Portuguese language and soccer
Another initiative aims to retrieve the Brazilian roots of second-generation Brazilians who live in Palestine. Brazil is the home of many Palestinians, and some have come back to their family’s country of origin, particularly women who married Palestinians and had children, bringing to Palestine a new generation of Brazilians who don’t speak Portuguese. The Portuguese As a Heritage Language program will be taken in a cooperation work with the São Paulo State University (UNESP). Candeas says that there are already some Portuguese teaching initiatives at the embassy in Ramallah that will be incorporated into the project.
The diplomat also took on a mission in soccer. The plan is seizing the opportunity that next year’s FIFA World Cup will be in an Arab country, Qatar, and helping Palestine to compete in the 2024 Olympics. “Palestine loves Brazilian soccer, and my dream is that Brazil can help it make its soccer more professional,” he says. The sport is played by Palestinian men and women, and there are tournaments, but the idea is attracting a partnership from the Brazilian private sector to make it grow and become professional enough to be in the Olympics.
This world of possibilities for Brazil-Palestine cooperation has been discussed between the ambassador and Palestinian officials.

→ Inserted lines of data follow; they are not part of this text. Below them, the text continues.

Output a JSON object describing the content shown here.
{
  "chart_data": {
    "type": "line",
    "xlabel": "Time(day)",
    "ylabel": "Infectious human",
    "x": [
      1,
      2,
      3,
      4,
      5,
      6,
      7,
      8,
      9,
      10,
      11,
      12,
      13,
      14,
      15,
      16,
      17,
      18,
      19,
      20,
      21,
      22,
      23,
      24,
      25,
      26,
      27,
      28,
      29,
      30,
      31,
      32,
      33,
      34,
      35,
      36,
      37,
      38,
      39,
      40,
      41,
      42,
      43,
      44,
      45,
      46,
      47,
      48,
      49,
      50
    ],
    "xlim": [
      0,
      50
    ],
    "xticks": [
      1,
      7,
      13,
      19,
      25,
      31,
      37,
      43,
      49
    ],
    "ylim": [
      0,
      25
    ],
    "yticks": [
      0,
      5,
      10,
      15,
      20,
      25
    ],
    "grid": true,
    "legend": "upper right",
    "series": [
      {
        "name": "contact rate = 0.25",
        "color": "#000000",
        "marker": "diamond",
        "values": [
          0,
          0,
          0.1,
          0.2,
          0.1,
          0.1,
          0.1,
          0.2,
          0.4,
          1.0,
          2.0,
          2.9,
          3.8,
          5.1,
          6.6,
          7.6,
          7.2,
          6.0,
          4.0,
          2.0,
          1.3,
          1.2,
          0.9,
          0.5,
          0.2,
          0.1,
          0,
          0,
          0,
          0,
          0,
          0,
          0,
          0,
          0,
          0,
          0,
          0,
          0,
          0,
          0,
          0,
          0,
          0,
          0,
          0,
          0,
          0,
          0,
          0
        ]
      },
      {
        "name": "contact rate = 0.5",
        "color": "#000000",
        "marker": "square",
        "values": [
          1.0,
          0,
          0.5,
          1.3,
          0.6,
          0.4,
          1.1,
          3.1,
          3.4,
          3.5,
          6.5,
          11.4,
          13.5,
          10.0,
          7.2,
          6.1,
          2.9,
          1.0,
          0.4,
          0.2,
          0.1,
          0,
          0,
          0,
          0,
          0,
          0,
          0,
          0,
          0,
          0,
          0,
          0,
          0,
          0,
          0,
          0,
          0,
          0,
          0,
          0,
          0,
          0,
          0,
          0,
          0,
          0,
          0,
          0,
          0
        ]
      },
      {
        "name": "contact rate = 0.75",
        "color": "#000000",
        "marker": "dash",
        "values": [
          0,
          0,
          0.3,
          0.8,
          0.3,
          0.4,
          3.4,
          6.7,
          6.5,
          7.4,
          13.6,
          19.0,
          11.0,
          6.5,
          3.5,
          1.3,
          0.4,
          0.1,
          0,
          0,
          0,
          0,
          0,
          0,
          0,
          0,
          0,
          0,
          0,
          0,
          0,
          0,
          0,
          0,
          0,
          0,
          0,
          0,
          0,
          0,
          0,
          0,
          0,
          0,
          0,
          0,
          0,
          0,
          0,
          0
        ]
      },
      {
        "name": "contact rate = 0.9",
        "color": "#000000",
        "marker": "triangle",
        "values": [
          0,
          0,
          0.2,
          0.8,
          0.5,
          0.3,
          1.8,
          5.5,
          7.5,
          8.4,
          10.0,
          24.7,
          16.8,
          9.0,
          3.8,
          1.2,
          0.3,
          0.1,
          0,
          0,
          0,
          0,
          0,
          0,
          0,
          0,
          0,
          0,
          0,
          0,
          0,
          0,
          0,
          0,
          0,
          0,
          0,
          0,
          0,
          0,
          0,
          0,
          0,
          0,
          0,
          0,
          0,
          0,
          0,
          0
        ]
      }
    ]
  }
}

Although he arrived in Ramallah in December, due to the social distancing measures ushered in by COVID-19, his credentials were only delivered to the minister of Foreign Affairs and Expatriates, Riad Malki, in late March.

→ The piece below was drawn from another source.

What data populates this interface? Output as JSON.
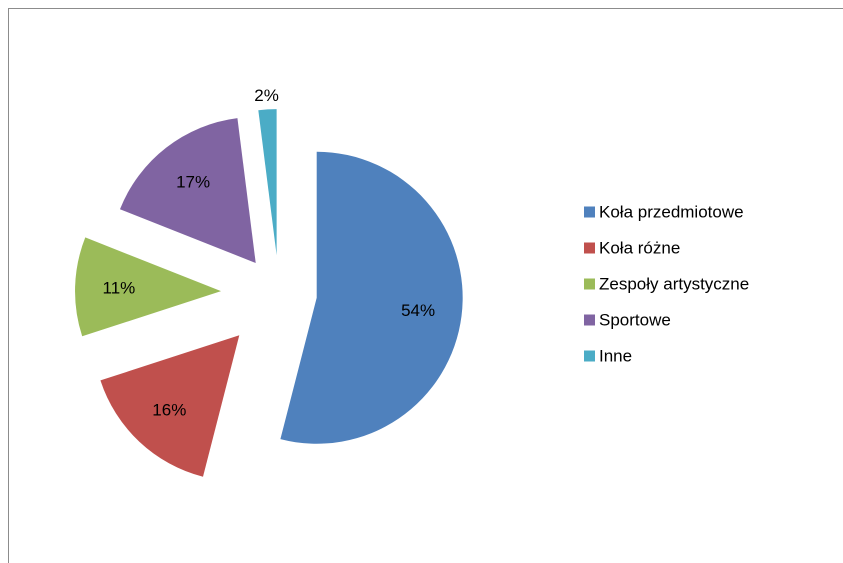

Afterward, the diplomat met several ministers, who showed great interest in cooperation and sharing expertise. Candeas pointed out Brazil has a proven track record in cooperation. “There’s a great interest in Brazil. Brazil is a very beloved, sought after country, and people are pleased to work with Brazil,” says the ambassador.
Candeas was welcomed by prime minister Muhammad Shtayyeh, Higher Education minister Mahmoud Abu Mois, and Tourism and Antiques minister Rula Ma’ayah. He met with leaders of the Palestinian International Cooperation Agency and visited the Church of Nativity in Bethlehem with the chair of the Presidential Committee for the Restoration of the Church of the Nativity, minister Ziad Bandak, among other appointments of an ongoing schedule.
Before taking office in Ramallah, Pernambuco-born Candeas, who’s graduated in Law, was director of the Defense Department of Brazil’s Foreign Affairs Ministry. In the office, he came in contact with Arab countries, as he did when he worked with UNESCO in Paris and when he was an international advisor of Brazil’s Ministry of Education.